Le regard sombre de Jean-Nicolas Debrezac l’accueillit quelques instants plus tard à son entrée dans le spacieux bureau paternel dont les hautes fenêtres donnaient sur l’immensité verte des rangs de vigne. Les austères meubles de bois foncé polis par les ans ajoutaient à la solennité du lieu. Pierre ne se souvenait pas avoir passé de bons moments dans cet endroit où s’étaient succédé trois générations de Debrezac qui avaient partagé l’amour du vin, et n’avaient eu pour seul souci que de faire prospérer l’entreprise familiale à force de travail acharné.
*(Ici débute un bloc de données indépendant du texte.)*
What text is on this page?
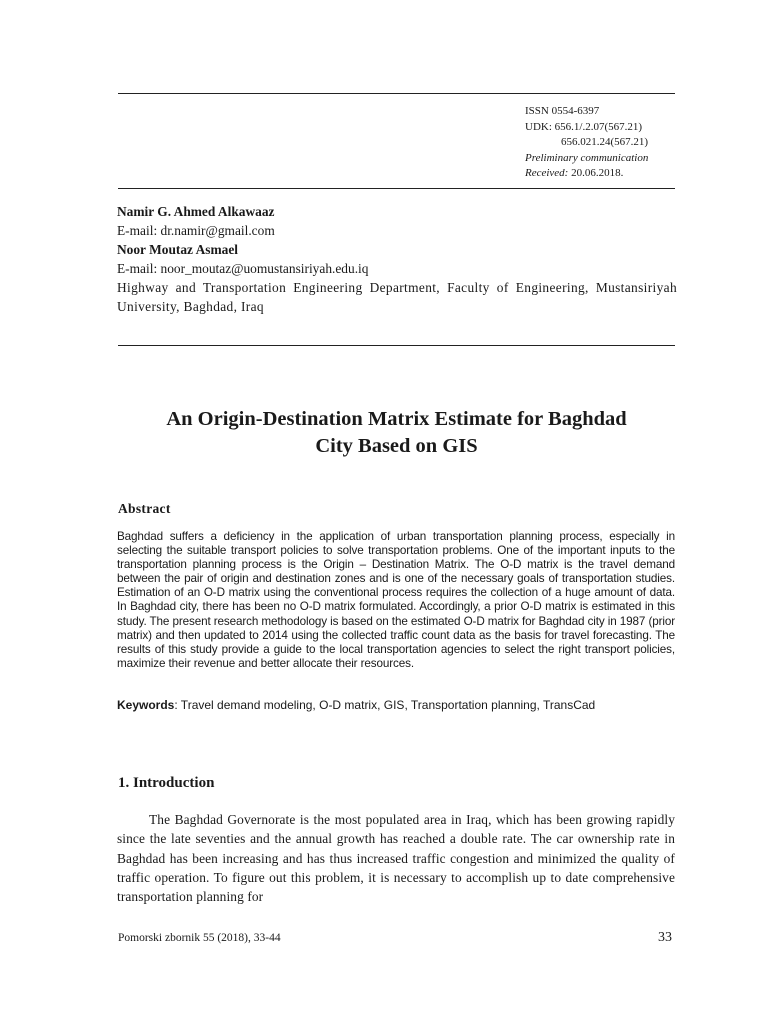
ISSN 0554-6397
UDK: 656.1/.2.07(567.21)
656.021.24(567.21)
Preliminary communication
Received: 20.06.2018.
Namir G. Ahmed Alkawaaz
E-mail: dr.namir@gmail.com
Noor Moutaz Asmael
E-mail: noor_moutaz@uomustansiriyah.edu.iq
Highway and Transportation Engineering Department, Faculty of Engineering, Mustansiriyah University, Baghdad, Iraq
An Origin-Destination Matrix Estimate for Baghdad
City Based on GIS
Abstract
Baghdad suffers a deficiency in the application of urban transportation planning process, especially in selecting the suitable transport policies to solve transportation problems. One of the important inputs to the transportation planning process is the Origin – Destination Matrix. The O-D matrix is the travel demand between the pair of origin and destination zones and is one of the necessary goals of transportation studies. Estimation of an O-D matrix using the conventional process requires the collection of a huge amount of data. In Baghdad city, there has been no O-D matrix formulated. Accordingly, a prior O-D matrix is estimated in this study. The present research methodology is based on the estimated O-D matrix for Baghdad city in 1987 (prior matrix) and then updated to 2014 using the collected traffic count data as the basis for travel forecasting. The results of this study provide a guide to the local transportation agencies to select the right transport policies, maximize their revenue and better allocate their resources.
Keywords: Travel demand modeling, O-D matrix, GIS, Transportation planning, TransCad
1. Introduction

The Baghdad Governorate is the most populated area in Iraq, which has been growing rapidly since the late seventies and the annual growth has reached a double rate. The car ownership rate in Baghdad has been increasing and has thus increased traffic congestion and minimized the quality of traffic operation. To figure out this problem, it is necessary to accomplish up to date comprehensive transportation planning for

Pomorski zbornik 55 (2018), 33-44	33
Ils y étaient parvenus et les crus qui sortaient de leurs chais avaient acquis une solide réputation malgré un fléchissement important ces deux dernières années.
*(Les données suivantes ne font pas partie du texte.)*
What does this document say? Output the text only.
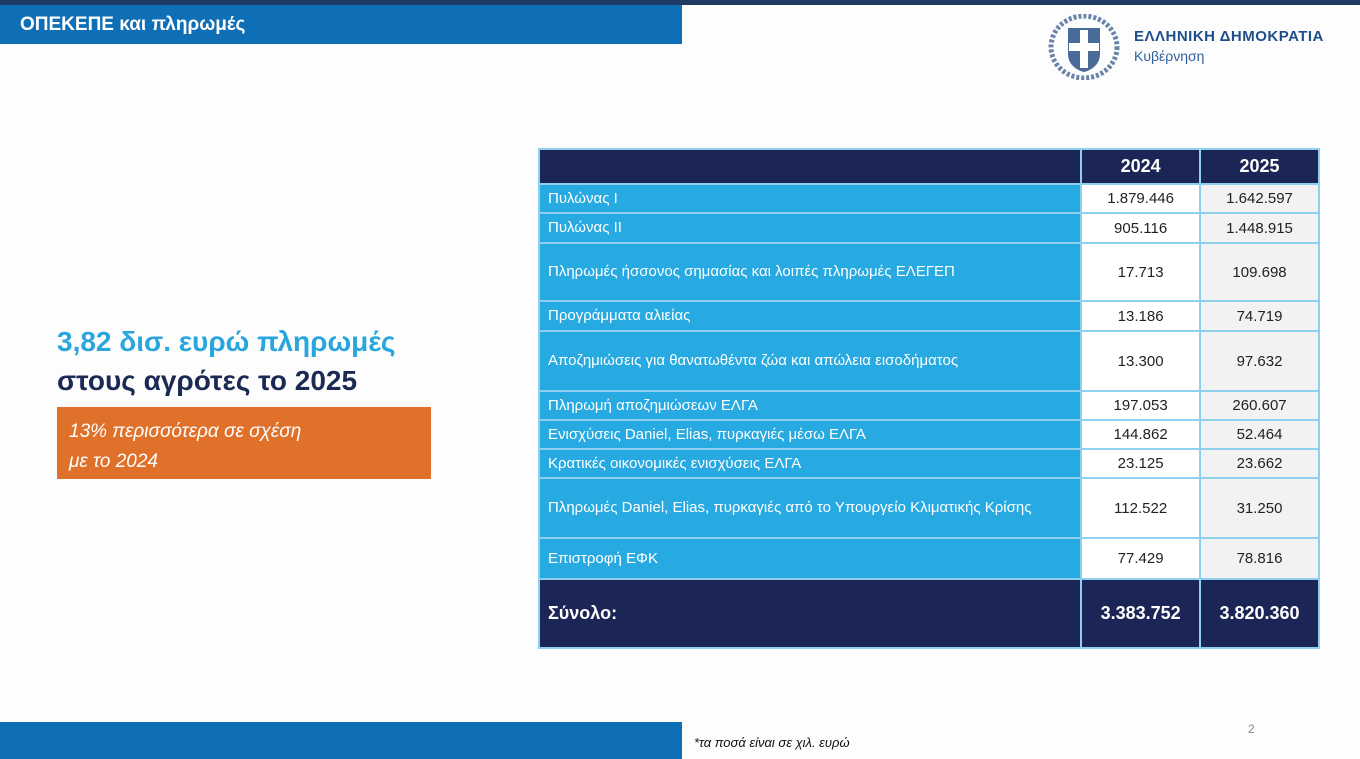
ΟΠΕΚΕΠΕ και πληρωμές
ΕΛΛΗΝΙΚΗ ΔΗΜΟΚΡΑΤΙΑ
Κυβέρνηση
3,82 δισ. ευρώ πληρωμές
στους αγρότες το 2025
13% περισσότερα σε σχέση
με το 2024
	2024	2025
Πυλώνας Ι	1.879.446	1.642.597
Πυλώνας ΙΙ	905.116	1.448.915
Πληρωμές ήσσονος σημασίας και λοιπές πληρωμές ΕΛΕΓΕΠ	17.713	109.698
Προγράμματα αλιείας	13.186	74.719
Αποζημιώσεις για θανατωθέντα ζώα και απώλεια εισοδήματος	13.300	97.632
Πληρωμή αποζημιώσεων ΕΛΓΑ	197.053	260.607
Ενισχύσεις Daniel, Elias, πυρκαγιές μέσω ΕΛΓΑ	144.862	52.464
Κρατικές οικονομικές ενισχύσεις ΕΛΓΑ	23.125	23.662
Πληρωμές Daniel, Elias, πυρκαγιές από το Υπουργείο Κλιματικής Κρίσης	112.522	31.250
Επιστροφή ΕΦΚ	77.429	78.816
Σύνολο:	3.383.752	3.820.360
*τα ποσά είναι σε χιλ. ευρώ
2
Quand il était plus jeune, c’est là que son père le recevait pour commenter ses bulletins scolaires. Pierre, pour lui faire plaisir, car il l’aimait et le respectait malgré son caractère autoritaire, avait toujours réussi à se maintenir à un honnête niveau sans toutefois faire les étincelles attendues. Il avait eu son bac, et son père avait alors décidé de l’intéresser à l’entreprise familiale ; toutes les générations de la famille l’avaient fait depuis sa création.
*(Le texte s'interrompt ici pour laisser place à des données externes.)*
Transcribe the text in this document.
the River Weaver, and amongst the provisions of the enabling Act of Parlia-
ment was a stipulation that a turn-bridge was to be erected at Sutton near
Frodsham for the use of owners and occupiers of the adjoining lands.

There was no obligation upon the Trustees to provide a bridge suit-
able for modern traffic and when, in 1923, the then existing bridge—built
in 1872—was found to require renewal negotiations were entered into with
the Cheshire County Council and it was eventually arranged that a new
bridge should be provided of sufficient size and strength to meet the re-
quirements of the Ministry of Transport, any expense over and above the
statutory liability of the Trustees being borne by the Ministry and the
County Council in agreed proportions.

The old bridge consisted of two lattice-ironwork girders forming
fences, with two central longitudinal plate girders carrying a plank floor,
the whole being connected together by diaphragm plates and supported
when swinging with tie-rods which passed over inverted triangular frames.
Le jeune homme s’assit lourdement dans le fauteuil aux pieds tournés, recouvert de velours incarnat que son père lui désigna froidement de la main. Que de fois ne s’était-il trouvé dans cette inconfortable position d’accusé, sentant peser sur lui le sévère regard de M. Debrezac !
— N’as-tu pas oublié quelque chose ce matin ? As-tu omis de consulter ton agenda ? commença rudement le patriarche.
C’était parti pour une demi-heure de reproches, Pierre avait noté que c’était en moyenne le temps que son père consacrait à ces entrevues de réprimandes. Il fit le dos rond et attendit, résigné, que l’orage éclate. Au fond, il se détestait de décevoir son père, mais n’avait pas encore trouvé la volonté de changer quoi que ce soit à son comportement. Il répondit calmement qu’il ne s’était tout simplement pas réveillé.
Le père soupira longuement :
— Toujours la même rengaine ! Mais je te rappelle que ce matin tous les actionnaires étaient là, et ton absence, que je n’ai su comment excuser, a été remarquée. Nous avons parlé de la situation qui, je ne te le cache pas, n’est pas brillante. Deux des restaurants qui nous achetaient un nombre important de bouteilles chaque année viennent de nous faire faux bond, une des caves menace de s’écrouler si nous ne nous lançons pas dans de conséquentes et coûteuses réparations…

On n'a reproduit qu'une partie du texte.